One of the things that I have learned from parenting is that kids actually have very little control over their lives. Understandably, that is frustrating. In a lot of ways, camp helps children feel in control of what happens to them. At CLV, kids get to choose between activities, choose what they want to do during free time, choose how much money they will take out of the bank and what they will buy with it. These experiences make kids feel competent and independent, which in the end will help them to be better problem-solvers in any new situation.
5. At CLV, kids get to take a break from ever-present technology.
One of the benefits of sleepaway camp is that today's plugged-in kids are forced to unplug and commune with nature. That's true, of course, but it doesn't capture the sheer beauty of some of the things I have seen at CLV, where nature is embraced and Minnesota’s North Woods incorporated into the learning experience. Last summer, the girls in my cabin were constantly bringing me the caterpillars, inchworms, moths, shells and frogs that they had discovered. A 7-year-old told me that the most important thing for her about being there was that she "had seen more animals than she had in a really, really long time." She was seeing so many animals, she realized, not just because she was in nature but also because she was paying attention to it.
6. At CLV, kids benefit from relationships with trusted adults who are not their parents.

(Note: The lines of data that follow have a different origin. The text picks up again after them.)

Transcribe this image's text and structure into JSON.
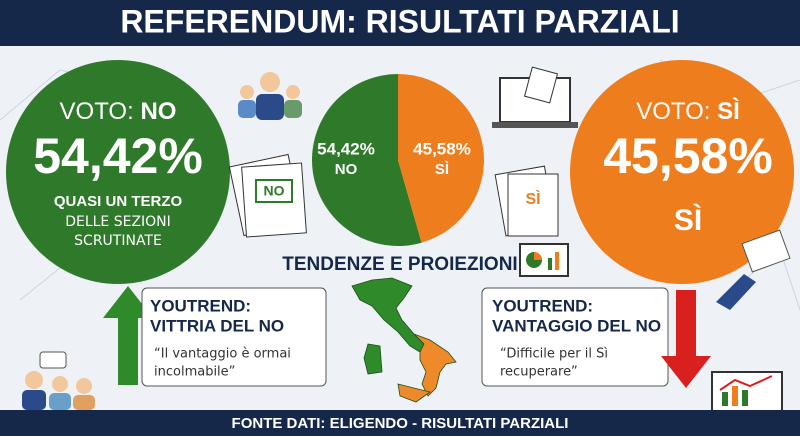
{
  "header": {
    "title": "REFERENDUM: RISULTATI PARZIALI"
  },
  "no_card": {
    "label_prefix": "VOTO:",
    "label_choice": "NO",
    "percent": "54,42%",
    "note_lines": [
      "QUASI UN TERZO",
      "DELLE SEZIONI",
      "SCRUTINATE"
    ],
    "document_text": "NO"
  },
  "yes_card": {
    "label_prefix": "VOTO:",
    "label_choice": "SÌ",
    "percent": "45,58%",
    "choice": "SÌ",
    "document_text": "SÌ"
  },
  "pie": {
    "slices": [
      {
        "name": "NO",
        "value": 54.42,
        "label": "54,42%",
        "color": "#2f7a2a"
      },
      {
        "name": "SÌ",
        "value": 45.58,
        "label": "45,58%",
        "color": "#ee7d1e"
      }
    ]
  },
  "section_title": "TENDENZE E PROIEZIONI",
  "left_box": {
    "title_lines": [
      "YOUTREND:",
      "VITTRIA DEL NO"
    ],
    "quote_lines": [
      "“Il vantaggio è ormai",
      "incolmabile”"
    ]
  },
  "right_box": {
    "title_lines": [
      "YOUTREND:",
      "VANTAGGIO DEL NO"
    ],
    "quote_lines": [
      "“Difficile per il Sì",
      "recuperare”"
    ]
  },
  "footer": "FONTE DATI: ELIGENDO - RISULTATI PARZIALI"
}
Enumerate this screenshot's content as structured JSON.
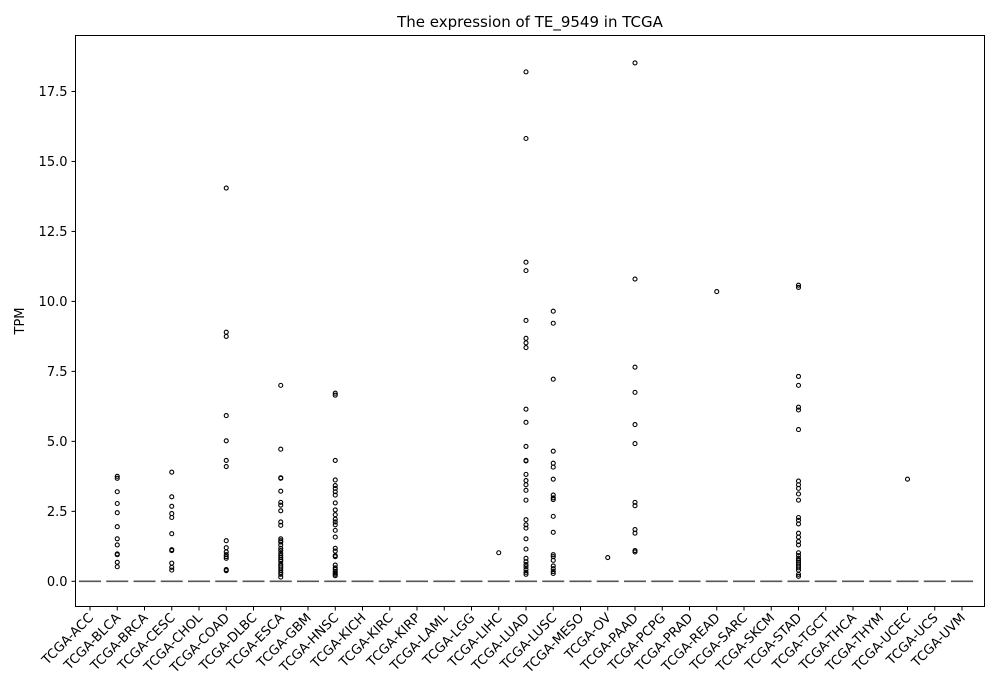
{
  "chart_data": {
    "type": "box",
    "title": "The expression of TE_9549 in TCGA",
    "xlabel": "",
    "ylabel": "TPM",
    "ylim": [
      -0.9,
      19.5
    ],
    "yticks": [
      "0.0",
      "2.5",
      "5.0",
      "7.5",
      "10.0",
      "12.5",
      "15.0",
      "17.5"
    ],
    "ytick_values": [
      0,
      2.5,
      5,
      7.5,
      10,
      12.5,
      15,
      17.5
    ],
    "grid": false,
    "median_color": "#555555",
    "categories": [
      "TCGA-ACC",
      "TCGA-BLCA",
      "TCGA-BRCA",
      "TCGA-CESC",
      "TCGA-CHOL",
      "TCGA-COAD",
      "TCGA-DLBC",
      "TCGA-ESCA",
      "TCGA-GBM",
      "TCGA-HNSC",
      "TCGA-KICH",
      "TCGA-KIRC",
      "TCGA-KIRP",
      "TCGA-LAML",
      "TCGA-LGG",
      "TCGA-LIHC",
      "TCGA-LUAD",
      "TCGA-LUSC",
      "TCGA-MESO",
      "TCGA-OV",
      "TCGA-PAAD",
      "TCGA-PCPG",
      "TCGA-PRAD",
      "TCGA-READ",
      "TCGA-SARC",
      "TCGA-SKCM",
      "TCGA-STAD",
      "TCGA-TGCT",
      "TCGA-THCA",
      "TCGA-THYM",
      "TCGA-UCEC",
      "TCGA-UCS",
      "TCGA-UVM"
    ],
    "medians": [
      0,
      0,
      0,
      0,
      0,
      0,
      0,
      0,
      0,
      0,
      0,
      0,
      0,
      0,
      0,
      0,
      0,
      0,
      0,
      0,
      0,
      0,
      0,
      0,
      0,
      0,
      0,
      0,
      0,
      0,
      0,
      0,
      0
    ],
    "outliers": [
      [],
      [
        3.75,
        3.68,
        3.2,
        2.78,
        2.45,
        1.95,
        1.52,
        1.3,
        0.98,
        0.95,
        0.68,
        0.52
      ],
      [],
      [
        3.9,
        3.02,
        2.68,
        2.42,
        2.28,
        1.7,
        1.13,
        1.1,
        0.65,
        0.5,
        0.4
      ],
      [],
      [
        14.05,
        8.9,
        8.75,
        5.92,
        5.02,
        4.32,
        4.1,
        1.45,
        1.2,
        1.05,
        0.95,
        0.88,
        0.82,
        0.42,
        0.38
      ],
      [],
      [
        7.0,
        4.72,
        3.7,
        3.68,
        3.22,
        2.82,
        2.72,
        2.52,
        2.12,
        2.0,
        1.52,
        1.45,
        1.4,
        1.3,
        1.18,
        1.1,
        1.0,
        0.92,
        0.85,
        0.78,
        0.72,
        0.62,
        0.55,
        0.48,
        0.4,
        0.32,
        0.25,
        0.15
      ],
      [],
      [
        6.72,
        6.65,
        4.32,
        3.62,
        3.42,
        3.32,
        3.2,
        3.08,
        2.8,
        2.55,
        2.38,
        2.22,
        2.12,
        2.02,
        1.82,
        1.58,
        1.18,
        1.08,
        0.92,
        0.88,
        0.58,
        0.48,
        0.42,
        0.35,
        0.3,
        0.25,
        0.2
      ],
      [],
      [],
      [],
      [],
      [],
      [
        1.02
      ],
      [
        18.2,
        15.82,
        11.4,
        11.1,
        9.32,
        8.68,
        8.52,
        8.35,
        6.15,
        5.68,
        4.82,
        4.32,
        4.3,
        3.82,
        3.6,
        3.45,
        3.25,
        2.9,
        2.2,
        2.02,
        1.9,
        1.52,
        1.15,
        0.82,
        0.7,
        0.6,
        0.52,
        0.42,
        0.32,
        0.25
      ],
      [
        9.65,
        9.22,
        7.22,
        4.65,
        4.22,
        4.08,
        3.65,
        3.08,
        2.98,
        2.92,
        2.32,
        1.75,
        0.95,
        0.88,
        0.75,
        0.55,
        0.45,
        0.35,
        0.28
      ],
      [],
      [
        0.85
      ],
      [
        18.52,
        10.8,
        7.65,
        6.75,
        5.6,
        4.92,
        2.82,
        2.7,
        1.85,
        1.72,
        1.1,
        1.05
      ],
      [],
      [],
      [
        10.35
      ],
      [],
      [],
      [
        10.58,
        10.5,
        7.32,
        7.0,
        6.22,
        6.12,
        5.42,
        3.58,
        3.45,
        3.32,
        3.12,
        2.9,
        2.28,
        2.18,
        2.05,
        1.72,
        1.58,
        1.42,
        1.3,
        1.02,
        0.92,
        0.82,
        0.75,
        0.68,
        0.62,
        0.55,
        0.48,
        0.4,
        0.25,
        0.18
      ],
      [],
      [],
      [],
      [
        3.65
      ],
      [],
      []
    ]
  }
}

At overnight camp, kids have to create new relationships - on their own, without parental influence. New friends among their peers are important and perhaps what they will remember most. But the relationships that they forge with trusted adults who are NOT their parents is hugely important. “The staff seems to appreciate the best parts of each kid,” said one parent. “It seems like every kid finds a friend.” While counselors are not parents, they are more than teachers. They are positive role models who have time and energy to listen, talk, and laugh with our kids. Non-parental authority figures who are closer in age, they reinforce the messages and values that we parents are trying to instill, but - unlike us parents - they are inherently cool.
7. Being at CLV helps kids find their own way as they navigate the challenges of growing up.
The truth is that putting a kid in the somewhat uncomfortable situation of living with a lot of other people in a small space helps them learn not only about cooperation and teamwork, but how to respect others and negotiate. This helps kids build confidence, courage, independence, resilience and flexibility. As one mom described it, “This provides them opportunities to be responsible for themselves in a different way. They come home with better tools to manage themselves and their environment.”
8. Kids feel they are part of a supportive community.
When I asked my 14-year-old son what keeps him going back to CLV year after year, he said without hesitation, “The loving, supportive community.” Other parents agreed that their own kids have formed strong connections with other villagers as well as staff members, as well as a sense of being a valued member of their language village community. As one dad described it, “It’s difficult to find an environment that is both supportive and rigorous. And that’s what CLV is. It’s a tricky balance but CLV provides the supportive environment that kids need in order to want to meet the challenge of doing something as intensive as learning a language.”
The other thing that happens at this time of year at our house? My kids and I start counting down the days until summer, when we get to head back to the woods of northern Minnesota - and the warm embrace of the Concordia Language Villages community.
Jennifer Jenni”Prestholdt is the mother of three villagers who have participated in one-week, two-week, and four-week high school credit CLV programming. A longtime Skogfjorden staff member (1984-1988 and 2010-2019), she was a co-organizer of the Skogfjorden program 50th anniversary celebration. She received the CLV Circle of Peace award in 2019. She also serves on the CLV Thought Leadership Team. In real life, she is an attorney and Deputy Director of The Advocates for Human Rights.